Through my work with Karen Nutter, Chief Inspiration Officer of CBK Coaching, I have learned a lot about where the “failure to communicate” stems from, and how to maximize interactions with clients that lead to better relationships and increased success.

As a small business owner who works very closely with clients, (in some cases communicating almost daily) it’s very important that I know how best to relate and share information with clients, colleagues, and vendors. Since marketing professionals and business consultants are a dime a dozen, doing or saying the wrong thing at the wrong time can severely affect my income, as there is a long line of other consultants waiting to take my place. Additionally, I have learned (the hard way) that there are independent contractors and vendors that don’t hold the same professional values I do, which can lead to projects that are done incorrectly, take too long, or produce a myriad of other failures.

With Karen’s guidance, I started asking important clients and potential colleagues to complete one of her online assessments. The assessments provide me with incredibly helpful information about each client, including valuable communication Do’s and Don’ts. In addition, they shed light on each person’s values and behaviors, which I have used to help determine whether or not that client/colleague is going to be a good “fit” for me.

    The use of assessments has made an incredibly positive impact on my business, as they have:

  • Saved a client (or two) – For instance, I had a top-level client to whom I had been providing too much information and not enough socialization. This made him feel like I didn’t care about him as a person, and only wanted his monthly retainer check. After reading his assessment report, I was able to change my approach, and we have developed a great working relationship.
  • Saved me from hiring the wrong people – They looked good on paper and knew what to say, but their assessments told me more about them than a standard resume and interview could ascertain. With some additional interviews and probing, I recognized potential problem areas that would not serve my company or clients. Granted, there is a chance some of their natural tendencies would not surface, but I wasn't willing to gamble on that.
  • Saved me from working with the wrong client – While it’s hard to turn away income, not every client is a good fit. The assessments provided me with items to watch out for – things that I was not comfortable with. This allowed me to ask more specific questions during initial consultations to help me determine if issues were likely to arise. Between the science of the assessments and my gut instinct, I believe I saved myself a lot of headache.
  • Saved my bottom-line – Overall, they helped me identify and develop relationships that positively affect my business, while avoiding negative interactions.
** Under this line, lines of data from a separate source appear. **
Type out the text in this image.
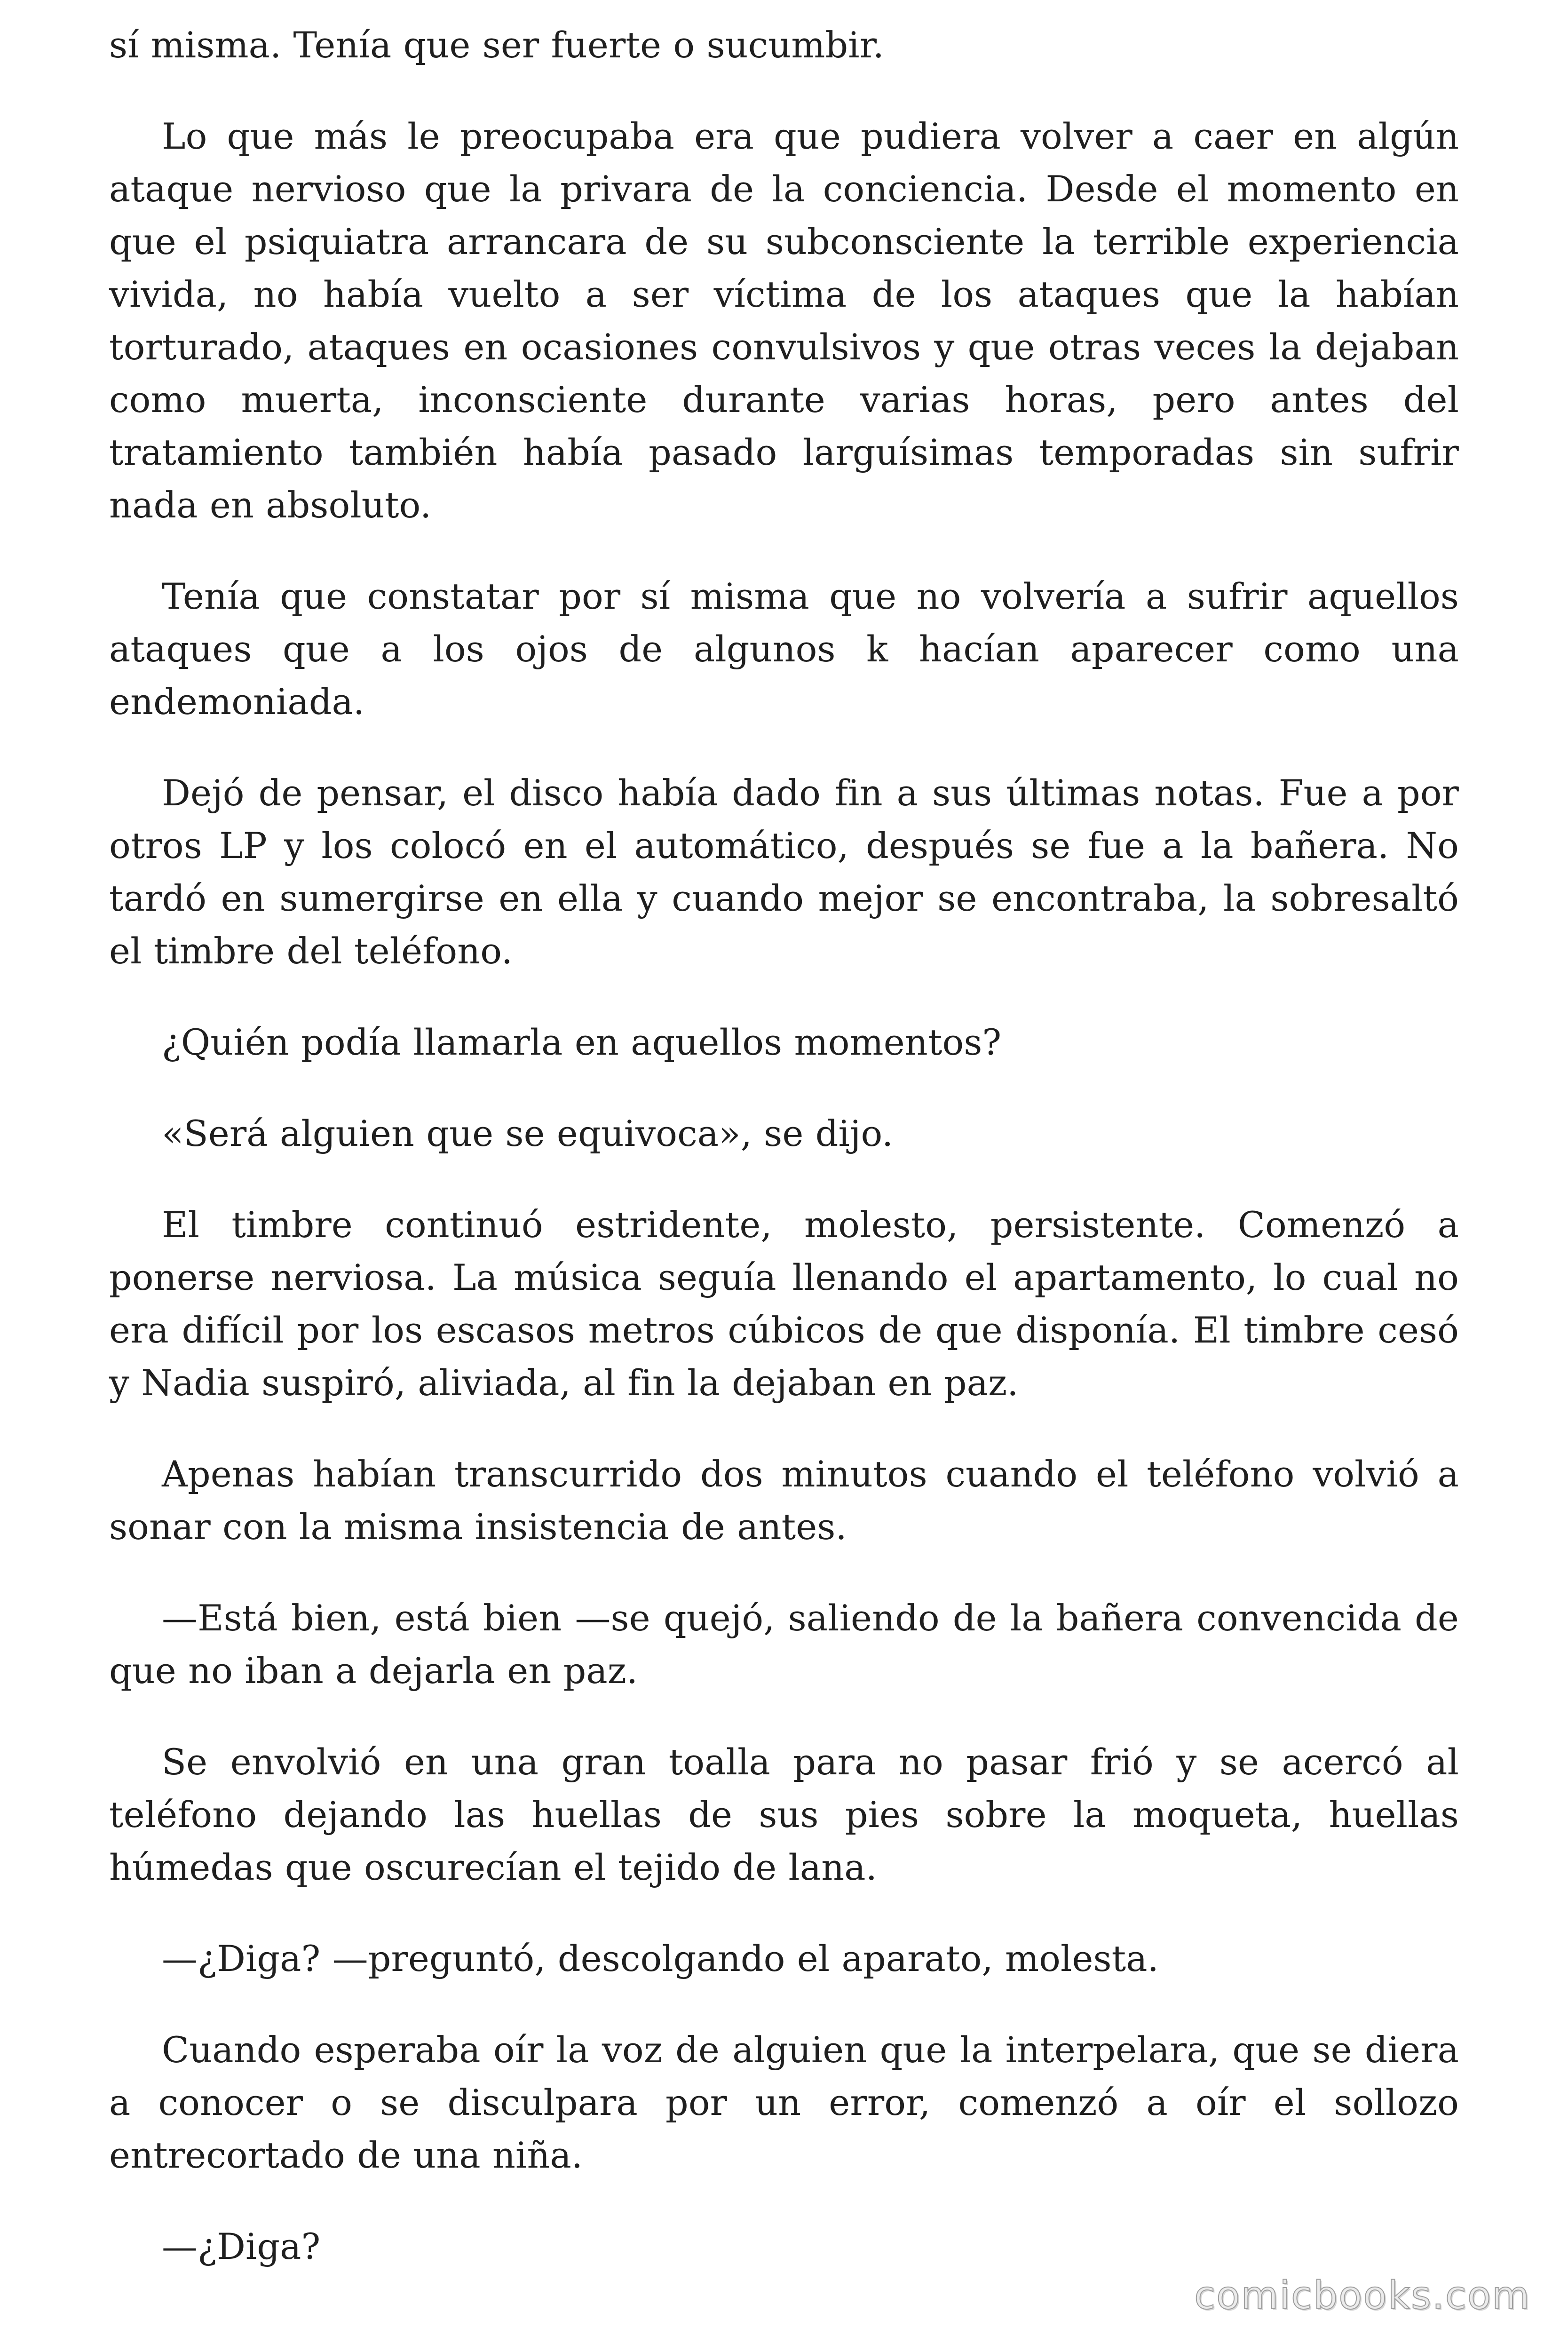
sí misma. Tenía que ser fuerte o sucumbir.

Lo que más le preocupaba era que pudiera volver a caer en algún ataque nervioso que la privara de la conciencia. Desde el momento en que el psiquiatra arrancara de su subconsciente la terrible experiencia vivida, no había vuelto a ser víctima de los ataques que la habían torturado, ataques en ocasiones convulsivos y que otras veces la dejaban como muerta, inconsciente durante varias horas, pero antes del tratamiento también había pasado larguísimas temporadas sin sufrir nada en absoluto.

Tenía que constatar por sí misma que no volvería a sufrir aquellos ataques que a los ojos de algunos k hacían aparecer como una endemoniada.

Dejó de pensar, el disco había dado fin a sus últimas notas. Fue a por otros LP y los colocó en el automático, después se fue a la bañera. No tardó en sumergirse en ella y cuando mejor se encontraba, la sobresaltó el timbre del teléfono.

¿Quién podía llamarla en aquellos momentos?

«Será alguien que se equivoca», se dijo.

El timbre continuó estridente, molesto, persistente. Comenzó a ponerse nerviosa. La música seguía llenando el apartamento, lo cual no era difícil por los escasos metros cúbicos de que disponía. El timbre cesó y Nadia suspiró, aliviada, al fin la dejaban en paz.

Apenas habían transcurrido dos minutos cuando el teléfono volvió a sonar con la misma insistencia de antes.

—Está bien, está bien —se quejó, saliendo de la bañera convencida de que no iban a dejarla en paz.

Se envolvió en una gran toalla para no pasar frió y se acercó al teléfono dejando las huellas de sus pies sobre la moqueta, huellas húmedas que oscurecían el tejido de lana.

—¿Diga? —preguntó, descolgando el aparato, molesta.

Cuando esperaba oír la voz de alguien que la interpelara, que se diera a conocer o se disculpara por un error, comenzó a oír el sollozo entrecortado de una niña.

—¿Diga?

comicbooks.com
Over time, this has proven to save time and make money.

One of the best parts of these assessments is that Karen can combine mine with that of my client/colleague, and provide a report that offers insight as to what makes us tick, and tells us how best to communicate. Sharing that report helps build a foundation of understanding, trust, and respect, and most clients have been incredibly receptive to this process. To be honest, when people aren’t receptive, I see it as a “red-flag."

We live in a technological world, so it only makes sense to use technology that can help us better understand ourselves, and the people around us. If you truly care about making the most of your business relationships, it’s really important that you know who you’re working with so you can interact effectively. In my experience, to do anything less is counter-productive to business success.